Bank of America (BOA) has announced that it will offer customers the option of including financing residential electric vehicle chargers in their vehicle loans. BOA's decision is based on streamlining solutions that make owning an EV easier, and nothing makes a living with an electric vehicle more convenient than a home charger.
According to BOA, the demand for home chargers is expected to increase from 1.3 million units in 2021 to 27.5 million units by 2030. It's worth keeping in mind that a home charging station is a valuable commodity for owners of battery electric vehicles and plug-in hybrids with a decent range.
"We aim to help people 'go electric' by providing financing for this critical accessory, which allows clients to charge their vehicles in their own homes and at convenient times," said Fabien Thierry, head of Consumer Vehicle Products for Bank of America.
As it currently stands, the price of an at-home charging station costs between $200 to $2,000. Tesla recently launched an at-home charging solution for all brands, and it retails for $415. Lucid's at-home charger for the Air is twice as fast but costs $1,200.
One could argue that anyone with the bucks to pay for an EV at the current average price (roughly $65k) has enough cash to buy a home charger upfront, but that's not the point. Combining everything into one loan makes the process less complex.
Most EV manufacturers already have OEM at-home solutions or agreements with third-party suppliers. With everything paid for, you'll simply need to tell the installers where to rock up, and the job's done.
"[The Inflation Reduction Act] provided a significant investment in clean energy and transportation technologies, including a broad array of EV incentives, and is expected to accelerate consumer demand," said Thierry.

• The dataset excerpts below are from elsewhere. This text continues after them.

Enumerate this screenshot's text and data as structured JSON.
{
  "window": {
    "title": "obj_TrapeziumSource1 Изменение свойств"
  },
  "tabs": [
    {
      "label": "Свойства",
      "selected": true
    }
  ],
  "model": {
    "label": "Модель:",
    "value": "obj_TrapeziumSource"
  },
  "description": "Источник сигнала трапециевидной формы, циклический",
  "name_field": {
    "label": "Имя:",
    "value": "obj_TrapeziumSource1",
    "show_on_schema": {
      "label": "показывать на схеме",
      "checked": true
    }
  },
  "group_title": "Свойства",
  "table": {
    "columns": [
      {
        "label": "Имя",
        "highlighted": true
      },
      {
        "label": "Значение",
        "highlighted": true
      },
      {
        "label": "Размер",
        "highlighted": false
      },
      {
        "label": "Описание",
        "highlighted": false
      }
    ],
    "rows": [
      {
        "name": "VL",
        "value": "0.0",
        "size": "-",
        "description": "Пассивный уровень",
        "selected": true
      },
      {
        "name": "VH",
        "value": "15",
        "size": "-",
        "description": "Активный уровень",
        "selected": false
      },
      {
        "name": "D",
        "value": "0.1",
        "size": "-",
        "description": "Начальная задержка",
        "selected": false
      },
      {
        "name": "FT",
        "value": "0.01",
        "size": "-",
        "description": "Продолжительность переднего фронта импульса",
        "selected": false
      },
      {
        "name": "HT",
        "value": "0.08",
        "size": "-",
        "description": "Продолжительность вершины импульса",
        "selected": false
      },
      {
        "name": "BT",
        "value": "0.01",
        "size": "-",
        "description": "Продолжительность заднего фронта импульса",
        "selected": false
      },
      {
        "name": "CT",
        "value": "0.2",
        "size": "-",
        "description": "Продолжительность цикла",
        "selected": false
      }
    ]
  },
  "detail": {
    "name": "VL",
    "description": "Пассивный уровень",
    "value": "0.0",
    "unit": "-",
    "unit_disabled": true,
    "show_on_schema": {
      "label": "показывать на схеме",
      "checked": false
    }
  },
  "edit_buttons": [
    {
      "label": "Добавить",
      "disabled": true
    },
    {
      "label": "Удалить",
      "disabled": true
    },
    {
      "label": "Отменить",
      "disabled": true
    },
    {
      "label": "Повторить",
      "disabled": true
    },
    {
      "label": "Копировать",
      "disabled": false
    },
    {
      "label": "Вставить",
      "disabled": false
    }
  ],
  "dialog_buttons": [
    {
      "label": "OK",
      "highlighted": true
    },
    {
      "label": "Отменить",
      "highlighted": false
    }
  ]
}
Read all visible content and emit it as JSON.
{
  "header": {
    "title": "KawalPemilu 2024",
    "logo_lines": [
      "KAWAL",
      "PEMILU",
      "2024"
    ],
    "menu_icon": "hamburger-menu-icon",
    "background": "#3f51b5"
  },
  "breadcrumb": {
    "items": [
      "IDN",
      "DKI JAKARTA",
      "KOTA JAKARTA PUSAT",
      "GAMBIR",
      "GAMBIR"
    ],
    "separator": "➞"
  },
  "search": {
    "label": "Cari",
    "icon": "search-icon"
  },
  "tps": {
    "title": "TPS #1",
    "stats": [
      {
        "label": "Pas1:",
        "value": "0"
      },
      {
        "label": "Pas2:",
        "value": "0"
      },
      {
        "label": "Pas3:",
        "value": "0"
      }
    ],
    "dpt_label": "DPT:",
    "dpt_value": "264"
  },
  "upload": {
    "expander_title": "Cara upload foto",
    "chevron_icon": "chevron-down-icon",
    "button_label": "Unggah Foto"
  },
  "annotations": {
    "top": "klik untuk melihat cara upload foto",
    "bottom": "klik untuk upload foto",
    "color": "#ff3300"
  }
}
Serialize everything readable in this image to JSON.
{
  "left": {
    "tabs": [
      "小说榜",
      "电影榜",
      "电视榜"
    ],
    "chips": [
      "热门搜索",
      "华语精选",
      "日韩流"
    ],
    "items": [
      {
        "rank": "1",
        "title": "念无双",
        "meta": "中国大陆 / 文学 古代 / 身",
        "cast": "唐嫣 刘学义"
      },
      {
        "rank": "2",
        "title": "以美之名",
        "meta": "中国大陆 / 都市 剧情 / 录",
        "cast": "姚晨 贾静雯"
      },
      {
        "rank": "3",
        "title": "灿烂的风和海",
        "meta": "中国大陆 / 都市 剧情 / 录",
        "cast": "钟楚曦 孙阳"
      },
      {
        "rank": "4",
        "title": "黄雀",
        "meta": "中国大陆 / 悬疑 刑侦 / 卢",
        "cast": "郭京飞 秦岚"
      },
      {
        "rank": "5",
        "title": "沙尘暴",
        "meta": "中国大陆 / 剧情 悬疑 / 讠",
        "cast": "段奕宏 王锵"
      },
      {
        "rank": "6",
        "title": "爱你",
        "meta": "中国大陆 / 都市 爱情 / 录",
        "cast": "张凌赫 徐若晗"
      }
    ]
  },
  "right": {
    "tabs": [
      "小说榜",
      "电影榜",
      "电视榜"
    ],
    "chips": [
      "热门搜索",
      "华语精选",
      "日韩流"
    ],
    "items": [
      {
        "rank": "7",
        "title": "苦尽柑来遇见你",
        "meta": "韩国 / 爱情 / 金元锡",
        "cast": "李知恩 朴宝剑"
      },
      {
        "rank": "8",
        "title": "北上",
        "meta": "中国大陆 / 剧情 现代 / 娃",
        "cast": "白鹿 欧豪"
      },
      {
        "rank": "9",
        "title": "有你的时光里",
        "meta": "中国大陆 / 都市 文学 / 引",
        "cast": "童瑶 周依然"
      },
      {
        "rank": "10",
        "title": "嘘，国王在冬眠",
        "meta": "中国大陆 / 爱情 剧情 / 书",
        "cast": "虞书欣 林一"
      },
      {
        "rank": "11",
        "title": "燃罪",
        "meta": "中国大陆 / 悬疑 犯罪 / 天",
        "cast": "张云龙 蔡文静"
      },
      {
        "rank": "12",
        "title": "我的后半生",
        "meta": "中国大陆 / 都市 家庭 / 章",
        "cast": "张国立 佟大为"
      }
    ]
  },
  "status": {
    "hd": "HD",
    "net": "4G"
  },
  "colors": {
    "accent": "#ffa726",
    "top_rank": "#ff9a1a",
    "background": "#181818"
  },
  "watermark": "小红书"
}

In addition to the incentives mentioned above, manufacturers are working hard to reduce the average EV cost. Chevrolet's Equinox will retail for $30,000 (before any incentives), while Tesla is reportedly working on an even cheaper entry-level model. While the owner of a Lucid Air can likely afford to swipe their credit card for a home charger, the average Chevrolet Bolt buyer will likely not have $700 to pay for a Level 2 charger out of pocket.